Section 15-1803 provides an additional avenue for in-state tuition. Eligibility under § 15-1803 is based on attendance at and graduation from an Arizona high school, irrespective of the student's past or present residence. Specifically, § 15-1803 provides that "a student, other than a nonimmigrant alien … is eligible for in-state tuition" if she attended "any public or private high school option or homeschool equivalent … while physically present in this state for at least two years" and graduated "while physically present in this state or obtained a high school equivalency diploma in this state." A.R.S. § 15-1803(B).
Thus, residence is not what triggers eligibility under § 15-1803. Although many people who meet the eligibility requirements will also be residents, not all will be. And whether someone is or is not a resident is simply not relevant to the eligibility inquiry under § 15-1803. Some Arizona residents will not be eligible for in-state tuition pursuant to § 15-1803, and some students who are eligible for in-state tuition under § 15-1803 will not be Arizona residents.

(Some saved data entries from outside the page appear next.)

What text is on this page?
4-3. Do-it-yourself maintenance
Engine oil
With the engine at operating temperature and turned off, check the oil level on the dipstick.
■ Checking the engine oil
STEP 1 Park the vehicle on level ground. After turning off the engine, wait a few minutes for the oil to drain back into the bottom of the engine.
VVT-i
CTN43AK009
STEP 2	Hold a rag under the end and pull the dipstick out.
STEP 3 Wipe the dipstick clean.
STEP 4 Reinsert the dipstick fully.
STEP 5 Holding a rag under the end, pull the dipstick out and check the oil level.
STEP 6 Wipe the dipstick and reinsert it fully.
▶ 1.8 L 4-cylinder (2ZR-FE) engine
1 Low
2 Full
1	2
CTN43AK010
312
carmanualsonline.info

In the first category, a student can be an Arizona resident without having attended high school in Arizona for the two years required by § 15-1803(B), and without having graduated from an Arizona high school.
In the second category, a student can qualify for in-state tuition under § 15-1803 without being a current resident of Arizona. For example, a student could meet the statute's attendance and graduation requirements, move to another state, and then plan to return to Arizona for college. That student would not be a current Arizona resident, but would be eligible for in-state tuition under § 15-1803.
Moreover, a student might have never been an Arizona resident while attending and graduating from an Arizona high school. Title 15 provides for several circumstances in which nonresident students may attend Arizona public schools, e.g., if they pay a reasonable tuition or are members of an Indian tribe whose land is located both in Arizona and another state. See A.R.S. § 15-823(A), (G). A student who crosses into Arizona every day to attend school from a different state would not be an Arizona resident but could qualify for in-state tuition if she met § 15-1803's attendance and graduation requirements. See id. Likewise, a student who attended and graduated from an Arizona boarding school could qualify for in-state tuition under § 15-1803, but would not be an Arizona resident if her parents lived in another state. See id. § 15-1802(C) ("The domicile of an unemancipated person is that of the person's parent.").
These examples help illustrate what is clear from the text of § 15-1803—the statute does not establish in-state tuition eligibility "on the basis of residence." 8 U.S.C. § 1623(a). For similar reasons, the California Supreme Court upheld a similar state statute. See Martinez, 241 P.3d at 866. It held that § 1623 "specifically referred to residence" but California's attendance and graduation requirements for in-state tuition status were "based on other criteria." Id. at 863-64. That reasoning is just as true in Arizona, and § 15-1803 is consistent with 8 U.S.C. § 1623.
Conclusion
Proposition 308 is consistent with federal law.
Kristin K. Mayes
Attorney General
[1] This Opinion assumes for the sake of argument that Congress had the authority to enact 8 U.S.C. §§ 1621 and 1623, even though those statutes regulate states' provision of public benefits.